As a kid I used to play a game I called, “Be Prepared”.
I suspect this had something to do with my placement in the family:
the eldest child usually carries the parent’s best expectations
and is, in varying degrees, held responsible for sibling behaviour.
But, as we all know, kids can do the most unexpected things like
dusting each other down with Ajax cleanser after the talcum powder
has run out or competing for the highest number of pussy willow
buds shoved up their nose. One time when my younger brother became
trapped inside a neighbour’s garbage can, I was called upon
to assure my parents that neither had I taught, nor had I encouraged,
this dangerous and unacceptable behaviour. Apparently they just
didn’t know that kids don’t need to be taught or encouraged
when it comes to anything bizarre. To any kid, weird just comes
naturally.
In any case, since I was the oldest it became my job to set an
example for the others. With all that responsibility, I was never
too sure what situation might present itself or how I would respond.
It’s hard to appear competent at age seven. And so, my secret
game was born.
Before I go any further, perhaps I should tell you that I am the
product of a mother who managed to lose the toilet paper while unpacking
the groceries. After an exhaustive search throughout the entire
house, the toilet paper was finally located in the fridge. Without
hesitation, my mother, the woman who gave me half of my chromosomes,
pronounced that chilled toilet paper might be just the right thing
on a hot summer day. Enough said.
Be Prepared, as the name suggests, required that a problem situation
be designed and the object of the game was to master the challenges
involved. For example, one day I was blind and so spent an afternoon
acquiring bruises beyond my daily quota. Another day I dragged my
foot and refused to bend at the knee in order to live up to the
demands of my imaginary cast. I even learned how to write with my
toes, just in case. Of course the magnificence of this game was
that you didn’t need other players or paraphernalia and it
could be played anywhere at anytime.

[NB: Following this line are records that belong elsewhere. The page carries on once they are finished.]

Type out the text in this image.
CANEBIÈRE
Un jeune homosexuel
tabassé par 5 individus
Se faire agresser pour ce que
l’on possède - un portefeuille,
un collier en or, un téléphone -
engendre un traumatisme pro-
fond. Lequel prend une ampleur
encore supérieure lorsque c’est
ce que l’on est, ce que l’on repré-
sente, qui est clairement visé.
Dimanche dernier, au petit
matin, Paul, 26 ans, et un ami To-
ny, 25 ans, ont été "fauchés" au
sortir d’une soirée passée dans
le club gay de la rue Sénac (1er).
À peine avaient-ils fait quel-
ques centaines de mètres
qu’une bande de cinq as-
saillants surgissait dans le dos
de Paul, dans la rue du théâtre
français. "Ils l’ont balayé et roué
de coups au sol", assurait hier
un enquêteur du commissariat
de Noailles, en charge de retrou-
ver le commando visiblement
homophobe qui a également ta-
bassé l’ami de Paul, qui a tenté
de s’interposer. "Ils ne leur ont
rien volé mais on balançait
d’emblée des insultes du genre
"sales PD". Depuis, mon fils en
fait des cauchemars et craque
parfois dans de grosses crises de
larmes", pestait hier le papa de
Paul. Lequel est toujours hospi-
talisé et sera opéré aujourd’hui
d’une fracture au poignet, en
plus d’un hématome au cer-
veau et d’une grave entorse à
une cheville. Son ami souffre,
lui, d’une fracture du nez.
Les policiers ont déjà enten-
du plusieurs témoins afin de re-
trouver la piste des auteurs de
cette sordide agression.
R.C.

My best times I always felt,
were when I had an audience. Suddenly, while shopping with my mother
my brisk gait would dissolve into ‘The Limp’. Back then,
people were least likely to suspect child abuse and most likely
to tell you to quit acting like a “dumb kid”. Today,
that same dumb kid would be called “gifted” or at least,
“creative”. That’s how times change.
I’ve often wondered about the hint of morbidity associated
with this game. Especially now that sensitive parents are questioning
the sado-masochistic theme of the Road Runner show. But when you
consider the average day for any typical child, when their own mother
commands “Stop that or you’ll poke somebody’s
eye out,” or, “Keep it up you’ll break your neck.”
It’s only natural that a game like Be Prepared would evolve;
simply a matter of self-protection.
My own mother, the inventor of chilled T.P., used to scream, “Shut
up or I’ll murder ya.” I know how that sounds but it
never worried us. Mum was a lot of fun. Really.
Much more fun than my friend’s mum who would tell her kids
to, “Go outside and play and don’t come home unless
you’re bleeding.” Now that’s cruel. We all knew
what bleeding was and it wasn’t a heap of laughs. Murder,
on the other hand, happened all the time on television and was only
a temporary inconvenience.
My concern now is that today’s parents are getting too soft.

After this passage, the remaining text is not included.